I think I use mean (500) + z-score * SD (100), but I do not know how to get the z-score?
You don't need a z-score for this problem. A normal distribution means that half the observations are above the mean, half below. The answer is 50%
To find the z-score, you can use the formula:
z = (x - μ) / σ
where
- z is the z-score
- x is the value you want to find the z-score for (in this case, 500)
- μ is the mean of the distribution (500 in this case)
- σ is the standard deviation of the distribution (100 in this case)
In this particular scenario, since you want to find the percentage of students who scored above 500, you need to find the area under the curve to the right of 500.
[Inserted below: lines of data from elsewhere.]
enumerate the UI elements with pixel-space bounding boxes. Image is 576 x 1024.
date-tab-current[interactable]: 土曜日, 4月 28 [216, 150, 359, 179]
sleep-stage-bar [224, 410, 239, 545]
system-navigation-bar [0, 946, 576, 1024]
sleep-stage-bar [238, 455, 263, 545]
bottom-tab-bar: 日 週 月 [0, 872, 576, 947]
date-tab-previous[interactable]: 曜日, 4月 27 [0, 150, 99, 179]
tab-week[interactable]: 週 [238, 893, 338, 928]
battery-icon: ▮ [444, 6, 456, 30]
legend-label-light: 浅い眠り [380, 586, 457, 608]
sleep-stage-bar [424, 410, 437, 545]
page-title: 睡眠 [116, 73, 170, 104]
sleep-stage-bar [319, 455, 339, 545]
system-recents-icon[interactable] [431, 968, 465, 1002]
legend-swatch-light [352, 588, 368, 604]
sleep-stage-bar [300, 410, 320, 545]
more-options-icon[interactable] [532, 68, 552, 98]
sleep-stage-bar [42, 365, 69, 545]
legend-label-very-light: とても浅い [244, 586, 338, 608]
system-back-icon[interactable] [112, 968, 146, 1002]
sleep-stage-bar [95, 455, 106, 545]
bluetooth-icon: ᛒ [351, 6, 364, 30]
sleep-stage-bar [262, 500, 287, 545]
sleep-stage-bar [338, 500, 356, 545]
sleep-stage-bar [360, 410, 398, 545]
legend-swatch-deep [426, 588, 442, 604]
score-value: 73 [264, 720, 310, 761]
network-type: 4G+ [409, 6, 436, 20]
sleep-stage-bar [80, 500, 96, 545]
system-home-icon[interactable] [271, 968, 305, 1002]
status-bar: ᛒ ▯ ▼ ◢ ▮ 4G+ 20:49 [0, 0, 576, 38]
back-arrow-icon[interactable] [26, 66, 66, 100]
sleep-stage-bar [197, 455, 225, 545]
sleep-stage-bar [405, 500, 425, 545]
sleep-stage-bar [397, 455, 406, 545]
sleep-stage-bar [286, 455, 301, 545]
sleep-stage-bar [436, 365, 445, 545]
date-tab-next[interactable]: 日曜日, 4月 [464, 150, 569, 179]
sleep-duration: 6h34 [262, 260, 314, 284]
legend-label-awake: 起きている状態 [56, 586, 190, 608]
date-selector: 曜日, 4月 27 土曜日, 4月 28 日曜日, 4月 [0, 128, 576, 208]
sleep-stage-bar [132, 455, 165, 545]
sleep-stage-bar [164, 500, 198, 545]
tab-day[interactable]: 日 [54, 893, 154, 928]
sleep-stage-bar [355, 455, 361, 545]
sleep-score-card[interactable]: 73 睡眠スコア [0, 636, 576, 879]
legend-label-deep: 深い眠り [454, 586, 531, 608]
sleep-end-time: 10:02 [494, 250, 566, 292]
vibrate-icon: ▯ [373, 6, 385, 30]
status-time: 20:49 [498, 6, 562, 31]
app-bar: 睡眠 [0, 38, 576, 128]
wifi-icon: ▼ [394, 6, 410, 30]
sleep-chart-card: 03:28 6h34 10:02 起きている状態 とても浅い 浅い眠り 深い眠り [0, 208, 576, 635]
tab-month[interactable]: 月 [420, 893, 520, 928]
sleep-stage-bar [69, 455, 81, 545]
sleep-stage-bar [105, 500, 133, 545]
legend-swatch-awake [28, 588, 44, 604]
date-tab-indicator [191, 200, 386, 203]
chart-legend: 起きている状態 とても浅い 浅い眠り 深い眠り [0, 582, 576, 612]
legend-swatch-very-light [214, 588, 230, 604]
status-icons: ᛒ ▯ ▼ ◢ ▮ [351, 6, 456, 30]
Since the distribution is symmetric, the z-score for the 50th percentile (the mean) is 0. The area under the curve to the right of 500 would be the same as the area to the left of negative infinity (which is 0.5 on a standard normal distribution). Therefore, the percentage of students who scored above 500 would be 1 - 0.5 = 0.5 or 50%.
In conclusion, 50% of students should have an SAT math score above 500.
To find the percentage of students with an SAT math score above 500, you need to determine the z-score and then use the standard normal table.
The z-score tells you how many standard deviations above or below the mean a particular value is. To find the z-score, you can use the formula:
z = (x - μ) / σ
where:
- x is the value for which you want to find the z-score (in this case, 500)
- μ is the mean of the distribution (500)
- σ is the standard deviation of the distribution (100)
Substituting the values into the formula, we get:
z = (500 - 500) / 100
= 0 / 100
= 0
Since the z-score is 0, this means that a score of 500 is at the mean of the distribution.
In a standard normal distribution, which has a mean of 0 and a standard deviation of 1, we can use the standard normal table to find the percentage.
Since our z-score is 0, we can look up the probability associated with a z-score of 0 in the standard normal table. The table value for a z-score of 0 is 0.5000, which represents 50%.
This means that approximately 50% of students should have an SAT math score above 500, assuming the scores follow a normal distribution with a mean of 500 and a standard deviation of 100.